On Two Decades of Sid Meier's Alpha Centauri - richardhod
https://www.eurogamer.net/articles/2019-08-18-on-two-decades-of-sid-meiers-alpha-centauri
======
AndrewBissell
It's interesting to examine Alpha Centauri's political perspectives in light
of the fact that it was released in 1999. The triumph of "the old world's
liberal order" seemed so permanent that public intellectuals were writing
paeans to "the end of history," yet here was a game premised on the ultimate
breakdown and fragmentation of that order.

------
mighty_bander
Coincidentally, I last played this game about a week ago. The article does a
better job of describing it than I could, but I will say that it's a deep game
worth playing many times over. You'll keep learning quirks and tricks and
optimizations for years.

------
Endy
This doesn't even get into the expansion, which I find odd.

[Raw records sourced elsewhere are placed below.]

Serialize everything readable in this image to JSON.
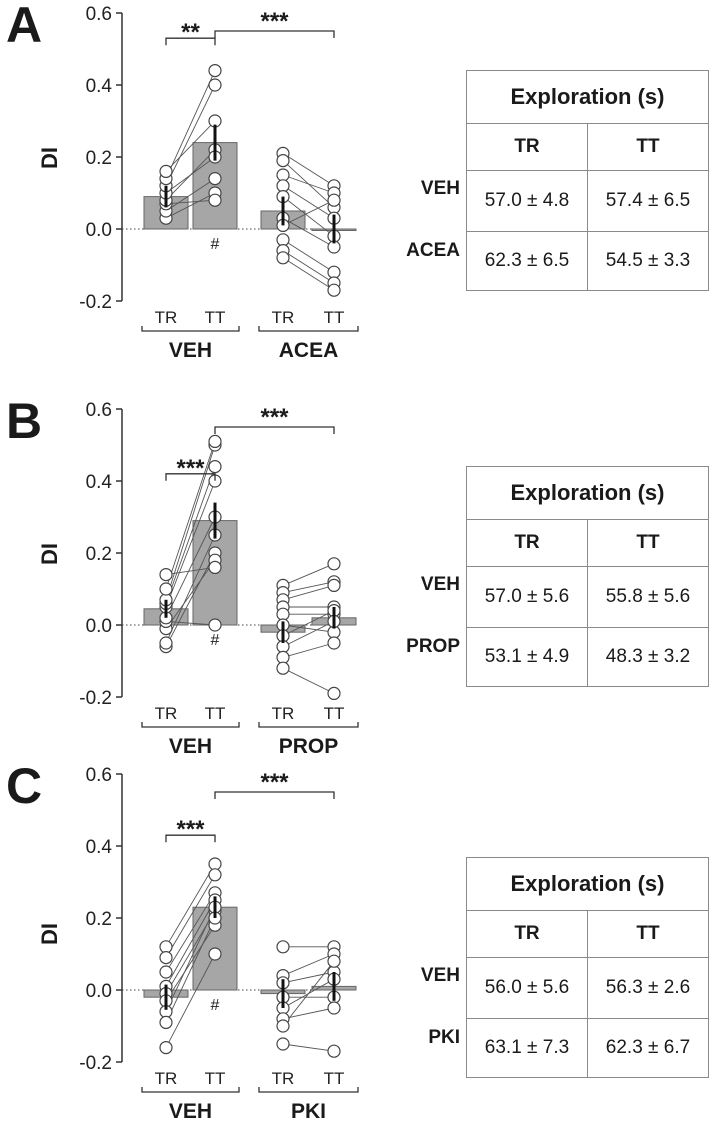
{
  "panels": [
    {
      "letter": "A",
      "ylabel": "DI",
      "yticks": [
        "0.6",
        "0.4",
        "0.2",
        "0.0",
        "-0.2"
      ],
      "groups": [
        "VEH",
        "ACEA"
      ],
      "conditions": [
        "TR",
        "TT"
      ],
      "sig_inner": "**",
      "sig_outer": "***",
      "hash": "#",
      "table": {
        "title": "Exploration (s)",
        "col_headers": [
          "TR",
          "TT"
        ],
        "rows": [
          {
            "label": "VEH",
            "tr": "57.0 ± 4.8",
            "tt": "57.4 ± 6.5"
          },
          {
            "label": "ACEA",
            "tr": "62.3 ± 6.5",
            "tt": "54.5 ± 3.3"
          }
        ]
      }
    },
    {
      "letter": "B",
      "ylabel": "DI",
      "yticks": [
        "0.6",
        "0.4",
        "0.2",
        "0.0",
        "-0.2"
      ],
      "groups": [
        "VEH",
        "PROP"
      ],
      "conditions": [
        "TR",
        "TT"
      ],
      "sig_inner": "***",
      "sig_outer": "***",
      "hash": "#",
      "table": {
        "title": "Exploration (s)",
        "col_headers": [
          "TR",
          "TT"
        ],
        "rows": [
          {
            "label": "VEH",
            "tr": "57.0 ± 5.6",
            "tt": "55.8 ± 5.6"
          },
          {
            "label": "PROP",
            "tr": "53.1 ± 4.9",
            "tt": "48.3 ± 3.2"
          }
        ]
      }
    },
    {
      "letter": "C",
      "ylabel": "DI",
      "yticks": [
        "0.6",
        "0.4",
        "0.2",
        "0.0",
        "-0.2"
      ],
      "groups": [
        "VEH",
        "PKI"
      ],
      "conditions": [
        "TR",
        "TT"
      ],
      "sig_inner": "***",
      "sig_outer": "***",
      "hash": "#",
      "table": {
        "title": "Exploration (s)",
        "col_headers": [
          "TR",
          "TT"
        ],
        "rows": [
          {
            "label": "VEH",
            "tr": "56.0 ± 5.6",
            "tt": "56.3 ± 2.6"
          },
          {
            "label": "PKI",
            "tr": "63.1 ± 7.3",
            "tt": "62.3 ± 6.7"
          }
        ]
      }
    }
  ],
  "chart_data": [
    {
      "type": "bar",
      "ylabel": "DI",
      "ylim": [
        -0.2,
        0.6
      ],
      "categories": [
        "VEH TR",
        "VEH TT",
        "ACEA TR",
        "ACEA TT"
      ],
      "values": [
        0.09,
        0.24,
        0.05,
        0.0
      ],
      "errors": [
        0.03,
        0.05,
        0.04,
        0.04
      ],
      "paired_points": {
        "VEH": [
          [
            0.03,
            0.1
          ],
          [
            0.05,
            0.14
          ],
          [
            0.07,
            0.08
          ],
          [
            0.08,
            0.22
          ],
          [
            0.1,
            0.2
          ],
          [
            0.12,
            0.4
          ],
          [
            0.14,
            0.44
          ],
          [
            0.16,
            0.3
          ]
        ],
        "ACEA": [
          [
            0.21,
            0.12
          ],
          [
            0.19,
            0.06
          ],
          [
            0.15,
            0.1
          ],
          [
            0.12,
            0.03
          ],
          [
            0.09,
            -0.02
          ],
          [
            0.03,
            -0.05
          ],
          [
            0.01,
            0.08
          ],
          [
            -0.03,
            -0.12
          ],
          [
            -0.06,
            -0.15
          ],
          [
            -0.08,
            -0.17
          ]
        ]
      }
    },
    {
      "type": "bar",
      "ylabel": "DI",
      "ylim": [
        -0.2,
        0.6
      ],
      "categories": [
        "VEH TR",
        "VEH TT",
        "PROP TR",
        "PROP TT"
      ],
      "values": [
        0.045,
        0.29,
        -0.02,
        0.02
      ],
      "errors": [
        0.025,
        0.05,
        0.03,
        0.03
      ],
      "paired_points": {
        "VEH": [
          [
            -0.06,
            0.2
          ],
          [
            -0.05,
            0.25
          ],
          [
            -0.01,
            0.18
          ],
          [
            0.01,
            0.0
          ],
          [
            0.02,
            0.3
          ],
          [
            0.05,
            0.4
          ],
          [
            0.06,
            0.44
          ],
          [
            0.07,
            0.5
          ],
          [
            0.1,
            0.51
          ],
          [
            0.14,
            0.16
          ]
        ],
        "PROP": [
          [
            0.11,
            0.17
          ],
          [
            0.09,
            0.12
          ],
          [
            0.07,
            0.11
          ],
          [
            0.05,
            0.05
          ],
          [
            0.03,
            0.03
          ],
          [
            0.0,
            -0.02
          ],
          [
            -0.03,
            0.04
          ],
          [
            -0.06,
            0.01
          ],
          [
            -0.09,
            -0.05
          ],
          [
            -0.12,
            -0.19
          ]
        ]
      }
    },
    {
      "type": "bar",
      "ylabel": "DI",
      "ylim": [
        -0.2,
        0.6
      ],
      "categories": [
        "VEH TR",
        "VEH TT",
        "PKI TR",
        "PKI TT"
      ],
      "values": [
        -0.02,
        0.23,
        -0.01,
        0.01
      ],
      "errors": [
        0.035,
        0.03,
        0.04,
        0.04
      ],
      "paired_points": {
        "VEH": [
          [
            0.12,
            0.35
          ],
          [
            0.09,
            0.32
          ],
          [
            0.05,
            0.27
          ],
          [
            0.01,
            0.25
          ],
          [
            -0.01,
            0.22
          ],
          [
            -0.03,
            0.18
          ],
          [
            -0.06,
            0.23
          ],
          [
            -0.09,
            0.2
          ],
          [
            -0.16,
            0.1
          ]
        ],
        "PKI": [
          [
            0.12,
            0.12
          ],
          [
            0.04,
            0.1
          ],
          [
            0.02,
            0.05
          ],
          [
            -0.02,
            -0.02
          ],
          [
            -0.05,
            0.03
          ],
          [
            -0.08,
            -0.05
          ],
          [
            -0.1,
            0.08
          ],
          [
            -0.15,
            -0.17
          ]
        ]
      }
    }
  ]
}
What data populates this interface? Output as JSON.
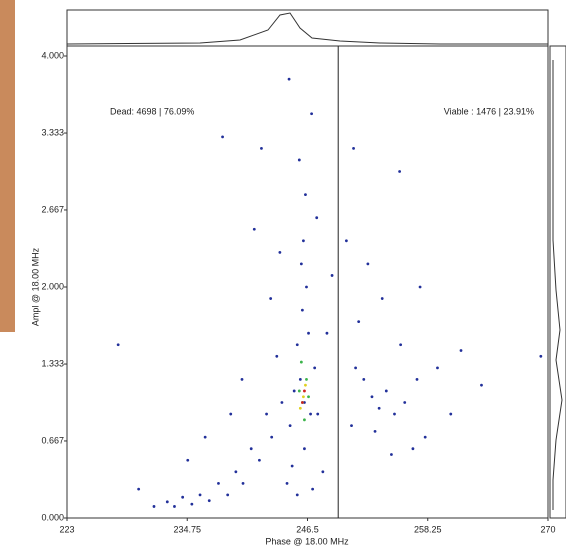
{
  "chart_data": {
    "type": "scatter",
    "xlabel": "Phase @ 18.00 MHz",
    "ylabel": "Ampl @ 18.00 MHz",
    "annotations": [
      "Dead: 4698 | 76.09%",
      "Viable : 1476 | 23.91%"
    ],
    "gate_x": 249.5,
    "xlim": [
      223,
      270
    ],
    "xticks": [
      223,
      234.75,
      246.5,
      258.25,
      270
    ],
    "ylim": [
      0,
      4
    ],
    "yticks": [
      {
        "value": 0,
        "label": "0.000"
      },
      0.667,
      1.333,
      {
        "value": 2,
        "label": "2.000"
      },
      2.667,
      3.333,
      {
        "value": 4,
        "label": "4.000"
      }
    ],
    "series": [
      {
        "color": "#22309a",
        "x": [
          246.2,
          245.8,
          246.8,
          245.5,
          246.0,
          246.4,
          245.9,
          246.1,
          246.6,
          245.2,
          247.2,
          244.8,
          247.5,
          244.0,
          243.5,
          243.0,
          242.5,
          241.8,
          241.0,
          240.2,
          239.5,
          238.7,
          237.8,
          236.9,
          236.0,
          235.2,
          234.3,
          233.5,
          232.8,
          231.5,
          244.5,
          245.5,
          247.0,
          248.0,
          246.3,
          245.7,
          246.9,
          244.7,
          247.4,
          243.8,
          242.9,
          241.3,
          240.1,
          239.0,
          248.4,
          248.9,
          246.2,
          245.0,
          242.0,
          238.2,
          236.5,
          234.8,
          230.0,
          228.0,
          252.8,
          253.5,
          254.2,
          252.0,
          255.0,
          253.1,
          251.2,
          256.0,
          257.2,
          250.8,
          251.5,
          253.8,
          252.4,
          255.6,
          258.0,
          259.2,
          257.5,
          250.3,
          254.7,
          256.8,
          260.5,
          261.5,
          263.5,
          251.0,
          255.5,
          269.3
        ],
        "values": [
          1.0,
          1.2,
          0.9,
          1.5,
          1.8,
          2.0,
          2.2,
          2.4,
          1.6,
          1.1,
          1.3,
          0.8,
          0.9,
          1.0,
          1.4,
          0.7,
          0.9,
          0.5,
          0.6,
          0.3,
          0.4,
          0.2,
          0.3,
          0.15,
          0.2,
          0.12,
          0.18,
          0.1,
          0.14,
          0.1,
          0.3,
          0.2,
          0.25,
          0.4,
          2.8,
          3.1,
          3.5,
          3.8,
          2.6,
          2.3,
          1.9,
          2.5,
          1.2,
          0.9,
          1.6,
          2.1,
          0.6,
          0.45,
          3.2,
          3.3,
          0.7,
          0.5,
          0.25,
          1.5,
          1.05,
          0.95,
          1.1,
          1.2,
          0.9,
          0.75,
          1.3,
          1.0,
          1.2,
          0.8,
          1.7,
          1.9,
          2.2,
          1.5,
          0.7,
          1.3,
          2.0,
          2.4,
          0.55,
          0.6,
          0.9,
          1.45,
          1.15,
          3.2,
          3.0,
          1.4
        ]
      },
      {
        "color": "#3cb44b",
        "x": [
          246.0,
          245.7,
          246.4,
          245.9,
          246.2,
          246.6
        ],
        "values": [
          1.0,
          1.1,
          1.2,
          1.35,
          0.85,
          1.05
        ]
      },
      {
        "color": "#e0d020",
        "x": [
          246.1,
          245.8,
          246.3
        ],
        "values": [
          1.05,
          0.95,
          1.15
        ]
      },
      {
        "color": "#d02020",
        "x": [
          246.0,
          246.2
        ],
        "values": [
          1.0,
          1.1
        ]
      }
    ]
  }
}
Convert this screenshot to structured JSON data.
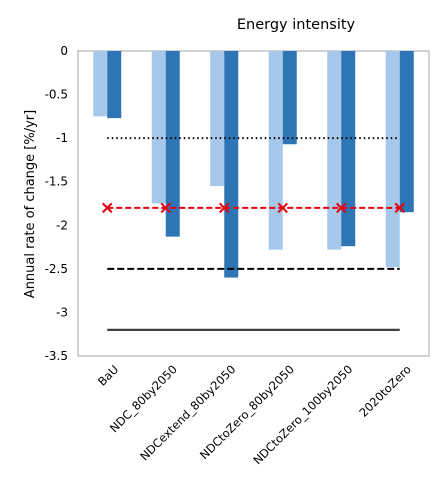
{
  "chart_data": {
    "type": "bar",
    "title": "Energy intensity",
    "ylabel": "Annual rate of change [%/yr]",
    "xlabel": "",
    "ylim": [
      -3.5,
      0
    ],
    "yticks": [
      "0",
      "-0.5",
      "-1",
      "-1.5",
      "-2",
      "-2.5",
      "-3",
      "-3.5"
    ],
    "ytick_values": [
      0,
      -0.5,
      -1,
      -1.5,
      -2,
      -2.5,
      -3,
      -3.5
    ],
    "grid": false,
    "categories": [
      "BaU",
      "NDC_80by2050",
      "NDCextend_80by2050",
      "NDCtoZero_80by2050",
      "NDCtoZero_100by2050",
      "2020toZero"
    ],
    "series": [
      {
        "values": [
          -0.75,
          -1.75,
          -1.55,
          -2.28,
          -2.28,
          -2.48
        ],
        "color": "#a6c8ea"
      },
      {
        "values": [
          -0.77,
          -2.13,
          -2.6,
          -1.07,
          -2.24,
          -1.85
        ],
        "color": "#2e75b6"
      }
    ],
    "reference_lines": [
      {
        "value": -1.0,
        "style": "dotted",
        "color": "#000000"
      },
      {
        "value": -1.8,
        "style": "dashed-with-x-markers",
        "color": "#e8000b"
      },
      {
        "value": -2.5,
        "style": "dashed",
        "color": "#000000"
      },
      {
        "value": -3.2,
        "style": "solid",
        "color": "#404040"
      }
    ]
  }
}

Sure there's
aliens, but what about the Free Drones, or the Data Angels? It feels like
there's a clear analogy to some of the discussion going on today (re: Google)
where the morality of the DA might matter. Or, if you want to go
environmentalist about it, the Pirates. The article talks about altering the
sea levels, and there's a faction who actually prefers the ocean to land.

It is pretty telling to me what the devs thought that the Spartans canonically
lose in their vendetta against the Gaians after the mind worms are controlled.
And the Fundies can't catch up before that 10 year research prohibition bites
them hard.